When you are in that environment trying to provide care, it is pretty obvious that this peer review process is basically an insurance company game to make money.  In the small print in the denial letters there was an option to appeal all denials to an administrative law judge within the state.  I asked my colleagues and nobody had tried that route.  I collected 12 denials and requested a hearing in front of the administrative law judge.  I took a day of vacation to go to court.  A week before the hearing I was informed that my hearing was cancelled and the administrative law judge decided in favor of the insurance company.  I appealed to the Attorney General on the basis of conflict of interest stating that the peer reviewers worked for a competing organization and therefore this was anticompetitive activity.  The AG informed me that they were independent contractors.  How can you be an independent contractor if you collect a paycheck from the organization that is denying care by your competitor?  It was clear to me that the state government was very friendly to the managed care industry.

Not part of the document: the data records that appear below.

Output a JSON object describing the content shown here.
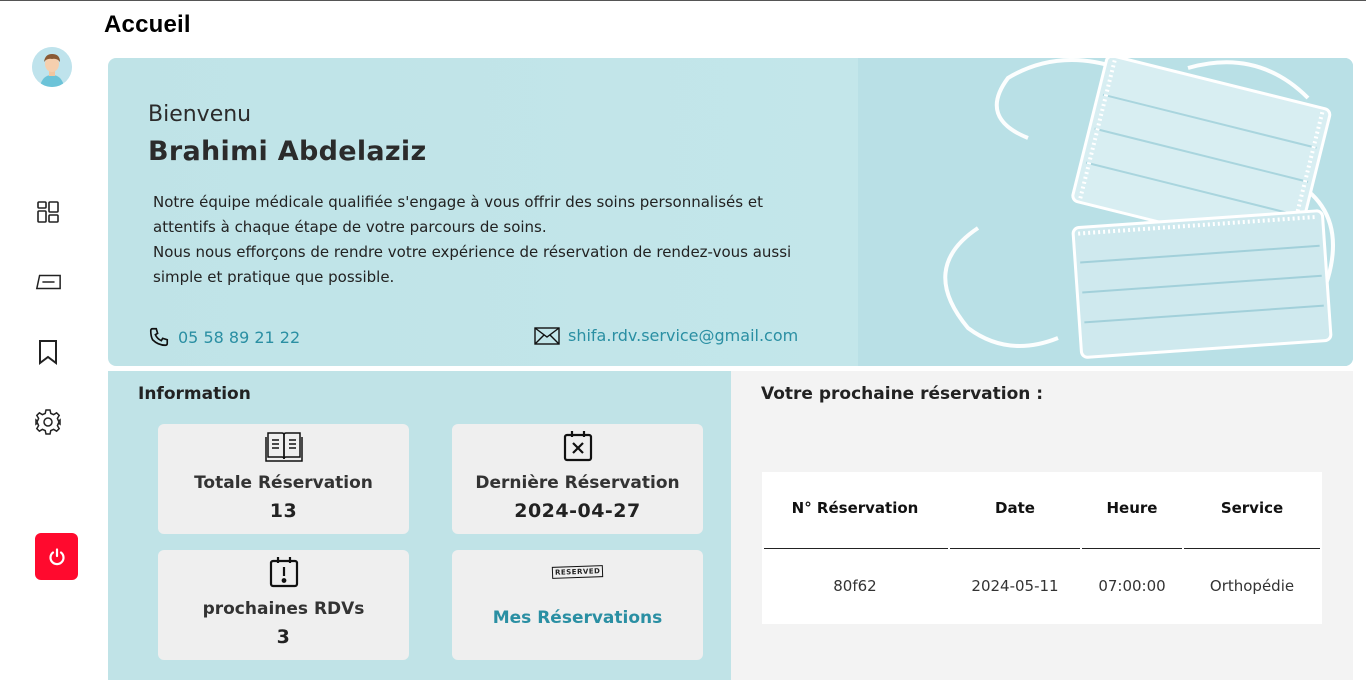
{
  "page": {
    "title": "Accueil"
  },
  "sidebar": {
    "items": [
      {
        "name": "dashboard-icon"
      },
      {
        "name": "ticket-icon"
      },
      {
        "name": "bookmark-icon"
      },
      {
        "name": "gear-icon"
      }
    ],
    "logout": {
      "name": "power-icon",
      "color": "#ff0a2e"
    }
  },
  "hero": {
    "greeting": "Bienvenu",
    "user_name": "Brahimi Abdelaziz",
    "text_line1": "Notre équipe médicale qualifiée s'engage à vous offrir des soins personnalisés et",
    "text_line2": "attentifs à chaque étape de votre parcours de soins.",
    "text_line3": "Nous nous efforçons de rendre votre expérience de réservation de rendez-vous aussi",
    "text_line4": "simple et pratique que possible.",
    "phone": "05 58 89 21 22",
    "email": "shifa.rdv.service@gmail.com"
  },
  "info": {
    "title": "Information",
    "cards": [
      {
        "icon": "book-icon",
        "label": "Totale Réservation",
        "value": "13"
      },
      {
        "icon": "calendar-x-icon",
        "label": "Dernière Réservation",
        "value": "2024-04-27"
      },
      {
        "icon": "calendar-alert-icon",
        "label": "prochaines RDVs",
        "value": "3"
      },
      {
        "icon": "reserved-stamp-icon",
        "link": "Mes Réservations",
        "stamp": "RESERVED"
      }
    ]
  },
  "next_reservation": {
    "title": "Votre prochaine réservation :",
    "columns": [
      "N° Réservation",
      "Date",
      "Heure",
      "Service"
    ],
    "row": [
      "80f62",
      "2024-05-11",
      "07:00:00",
      "Orthopédie"
    ]
  },
  "colors": {
    "accent": "#2a8fa3",
    "info_bg": "#c0e3e7",
    "danger": "#ff0a2e"
  }
}
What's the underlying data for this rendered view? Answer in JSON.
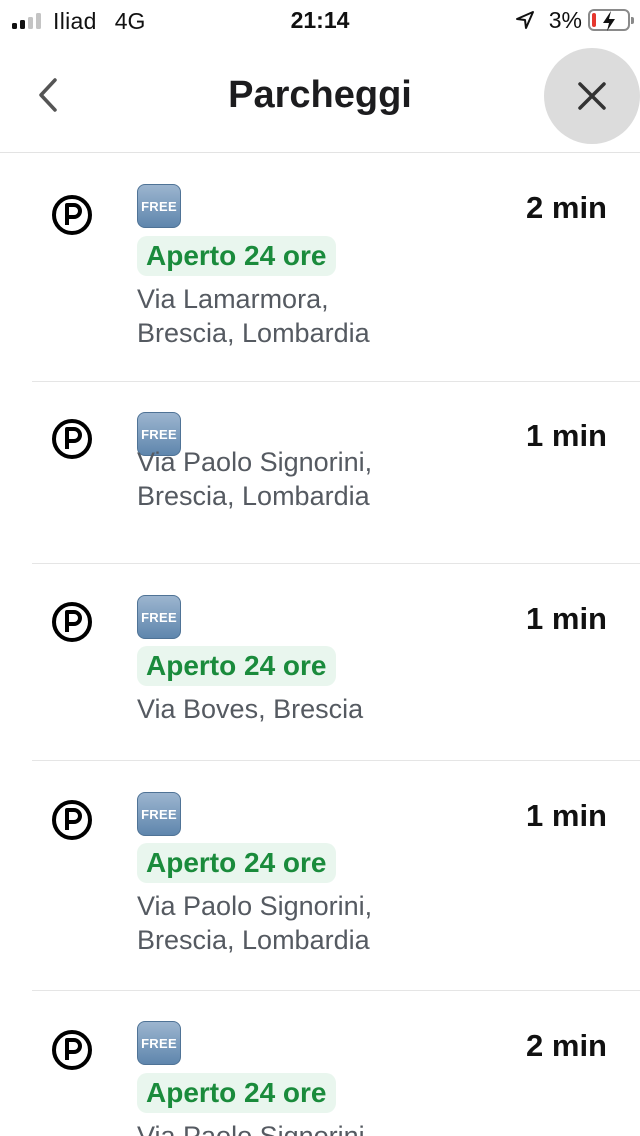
{
  "status_bar": {
    "carrier": "Iliad",
    "network": "4G",
    "time": "21:14",
    "battery_percent": "3%",
    "signal_bars_active": 2,
    "signal_bars_total": 4,
    "battery_level": 0.03,
    "charging": true
  },
  "header": {
    "title": "Parcheggi",
    "back_icon": "chevron-left-icon",
    "close_icon": "close-icon"
  },
  "colors": {
    "open_text": "#1a8b3c",
    "open_bg": "#e9f6ee",
    "address_text": "#555a61",
    "battery_low": "#e5372e",
    "close_button_bg": "#dcdcdc"
  },
  "parking_list": [
    {
      "icon": "parking-icon",
      "badge": "FREE",
      "status": "Aperto 24 ore",
      "address_line1": "Via Lamarmora,",
      "address_line2": "Brescia, Lombardia",
      "duration": "2 min"
    },
    {
      "icon": "parking-icon",
      "badge": "FREE",
      "status": "",
      "address_line1": "Via Paolo Signorini,",
      "address_line2": "Brescia, Lombardia",
      "duration": "1 min"
    },
    {
      "icon": "parking-icon",
      "badge": "FREE",
      "status": "Aperto 24 ore",
      "address_line1": "Via Boves, Brescia",
      "address_line2": "",
      "duration": "1 min"
    },
    {
      "icon": "parking-icon",
      "badge": "FREE",
      "status": "Aperto 24 ore",
      "address_line1": "Via Paolo Signorini,",
      "address_line2": "Brescia, Lombardia",
      "duration": "1 min"
    },
    {
      "icon": "parking-icon",
      "badge": "FREE",
      "status": "Aperto 24 ore",
      "address_line1": "Via Paolo Signorini,",
      "address_line2": "",
      "duration": "2 min"
    }
  ]
}
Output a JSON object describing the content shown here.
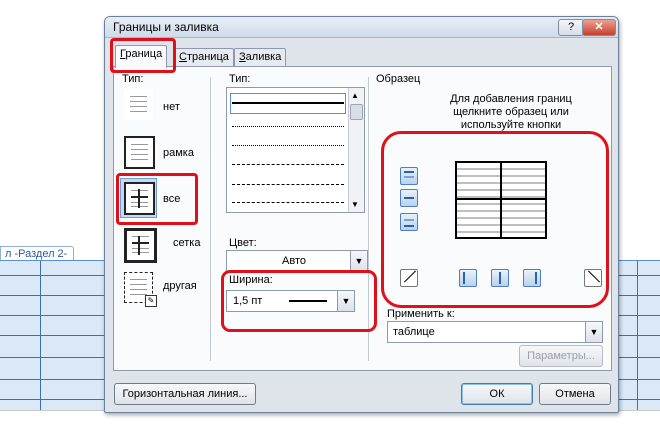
{
  "background_doc": {
    "section_label": "л -Раздел 2-"
  },
  "dialog": {
    "title": "Границы и заливка",
    "help_label": "?",
    "close_label": "✕",
    "tabs": [
      {
        "label": "Граница",
        "underline": "Г",
        "rest": "раница"
      },
      {
        "label": "Страница",
        "underline": "С",
        "rest": "траница"
      },
      {
        "label": "Заливка",
        "underline": "З",
        "rest": "аливка"
      }
    ],
    "type_section": {
      "label": "Тип:",
      "options": [
        {
          "label": "нет"
        },
        {
          "label": "рамка"
        },
        {
          "label": "все"
        },
        {
          "label": "сетка"
        },
        {
          "label": "другая"
        }
      ]
    },
    "style_section": {
      "label": "Тип:",
      "color_label": "Цвет:",
      "color_value": "Авто",
      "width_label": "Ширина:",
      "width_value": "1,5 пт"
    },
    "preview_section": {
      "label": "Образец",
      "hint": "Для добавления границ щелкните образец или используйте кнопки",
      "apply_label": "Применить к:",
      "apply_value": "таблице",
      "options_button": "Параметры..."
    },
    "horizontal_line_button": "Горизонтальная линия...",
    "ok_button": "ОК",
    "cancel_button": "Отмена"
  },
  "colors": {
    "highlight": "#e0101a",
    "selection": "#2f66c7",
    "dialog_bg": "#dfe3ea"
  }
}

The whole managed care strategy for rationing care or in  extreme cases shutting down entire psychiatric units was outlined in my previous post on overutilization.  It is the basic money making strategy of managed care organizations.  It essentially doubles down on rationing.  That occurs because hospitals are paid a set amount for taking care of people regardless of how long they are there and that amount is denied in as many as 10% of cases.  If there is one deficiency of this book it is a lack of granularity on this issue.  Dr. Torrey approaches the problem as a top down problem of policy deficiency, driven by an ideology that bed capacity could be shut down and not missed either because of the toxicity of state hospital settings or too much faith in the federal initiated community mental health movement. 

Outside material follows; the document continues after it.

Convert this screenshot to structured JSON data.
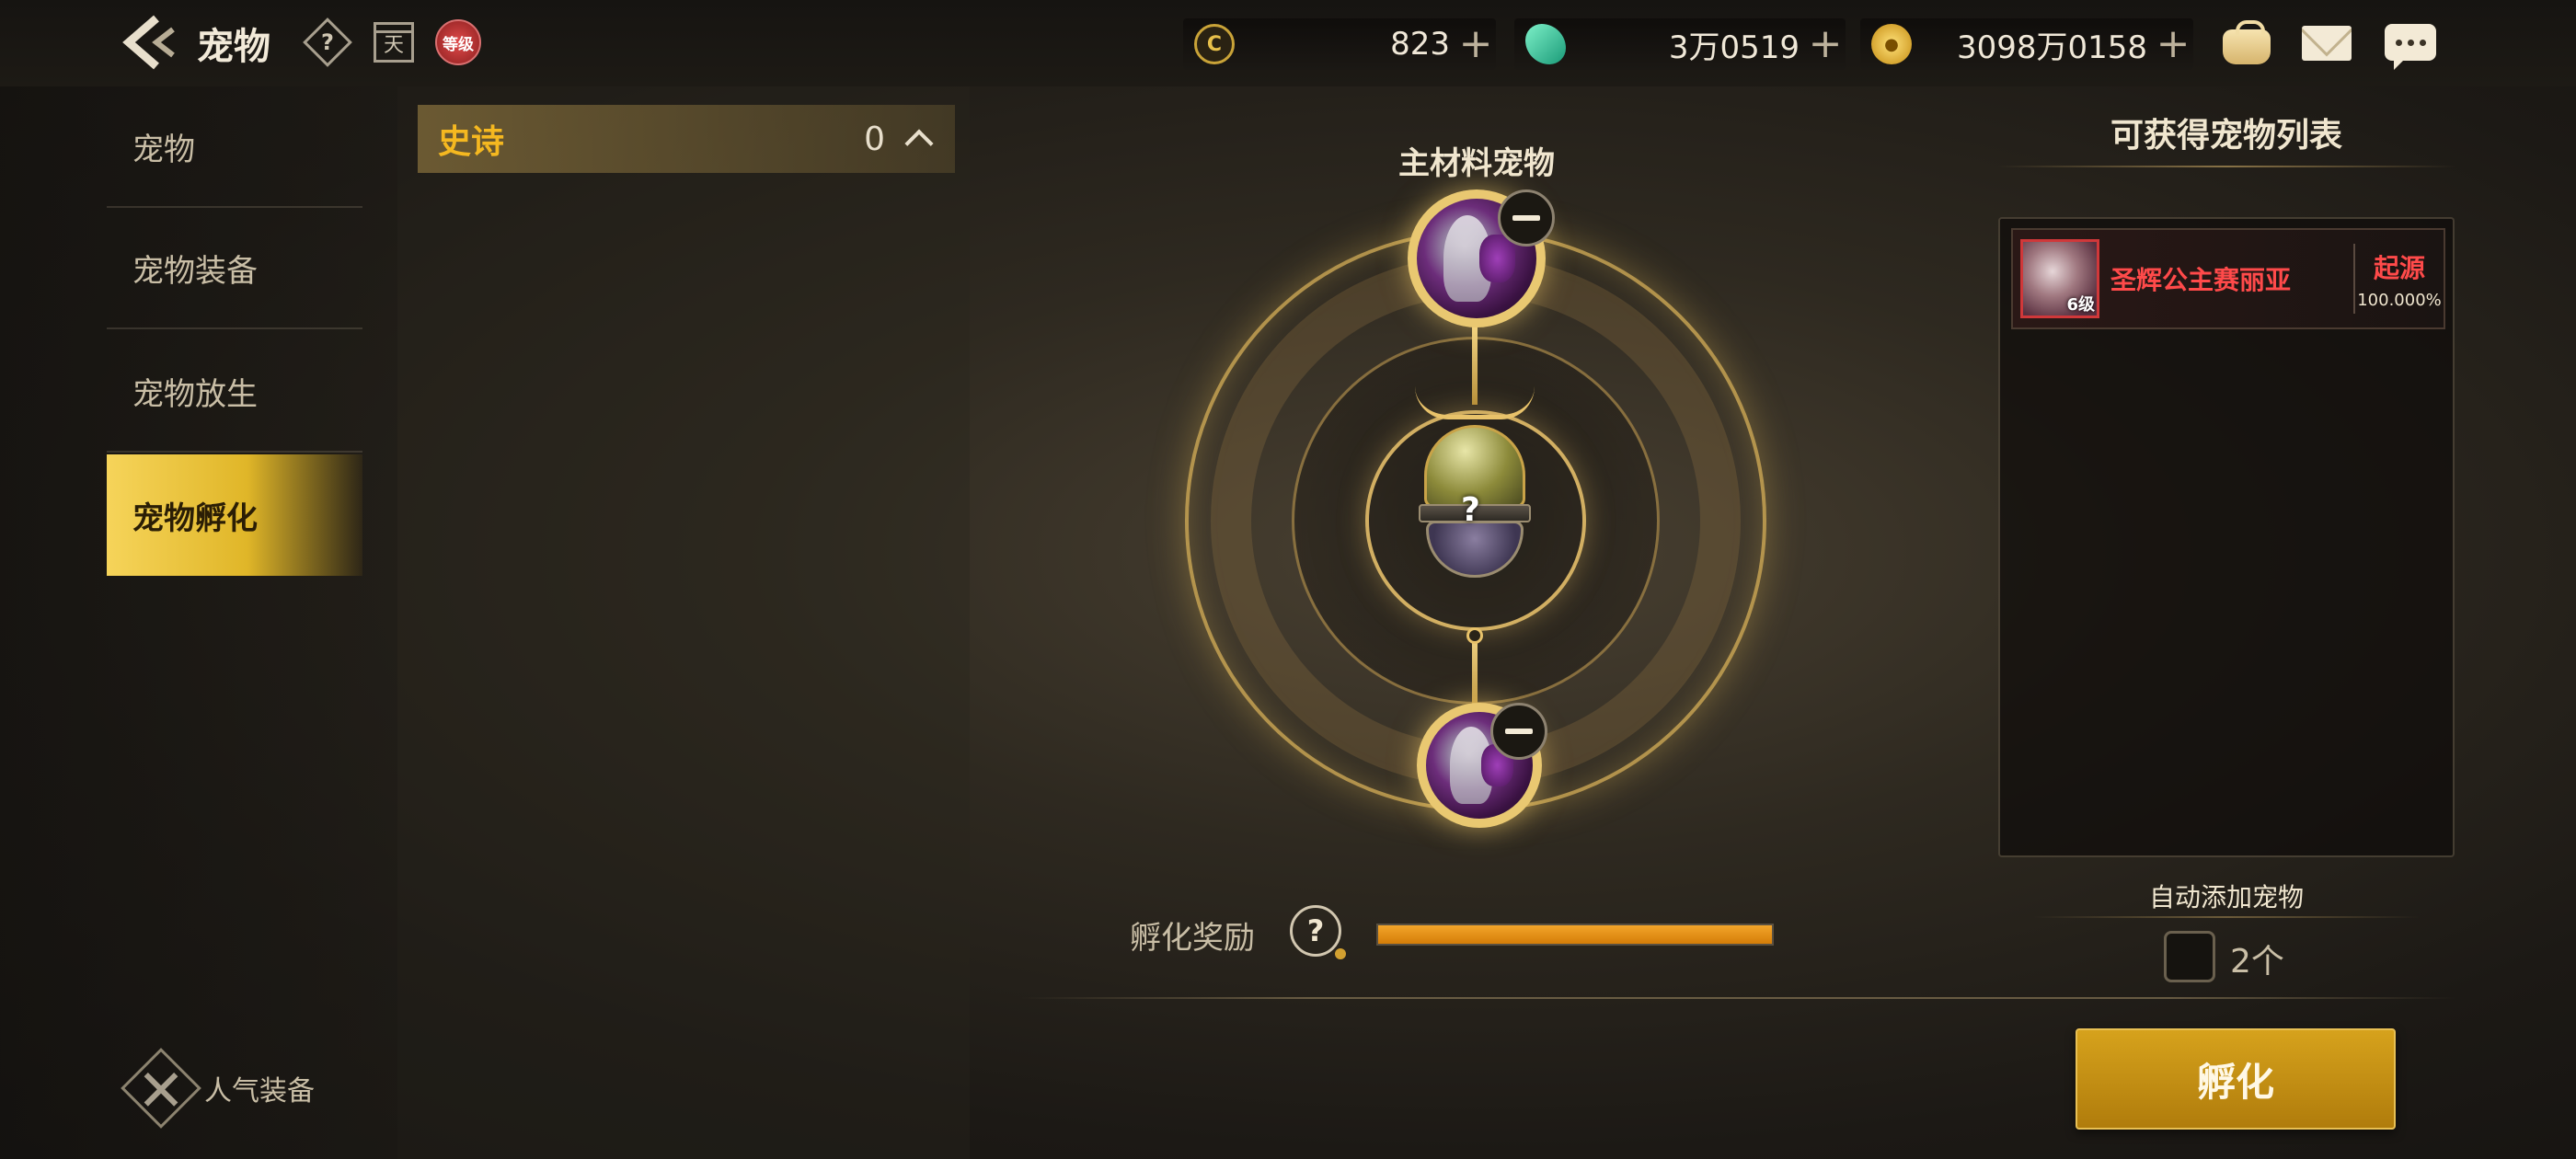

Assuming that a patient can actually get the level of acute care that they need without being thrown out of the hospital by an insurance company, the fragmentation of care does not stop there.  Even though insurance companies say they are emphasizing outpatient care, getting an appointment may be impossible.  The prescribed medications may be denied.  Housing options or community case management for people with severe mental illness are not usually available unless the insurance changes to a public option.

American Psychosis covers the funding and policy issues on a global level before it gets to the suggested solutions.  Excellent examples are given to illustrate these points.  For example, North Carolina is given as the example of what happens when a state mental health system is privatized (p 158).  The parameters of the dramatic deterioration in services that resulted from this maneuver is a well documented example of what happens when a for-profit entity begins to manage care and shift the responsibility for care of serious mental illnesses to the correctional system.

American Psychosis is a well organized analysis of the problems that occurred as the result of an initiative in the Kennedy administration.  It contains a lot of information and references about what has happened as the result of these decisions.  There is also a subtext and that is it is written from the perspective of a psychiatrist who has been a thought leader on the issue of treating people with severe mental illness.  Only a minority of people in the United States understand that perspective and I think that there will be predictable backlash from the constituencies that believe a severe mental illness is a preferred state and that everyone should have the right to enjoy it.  

That is not the experience of any acute care psychiatrist and Dr. Torrey presents that perspective very well.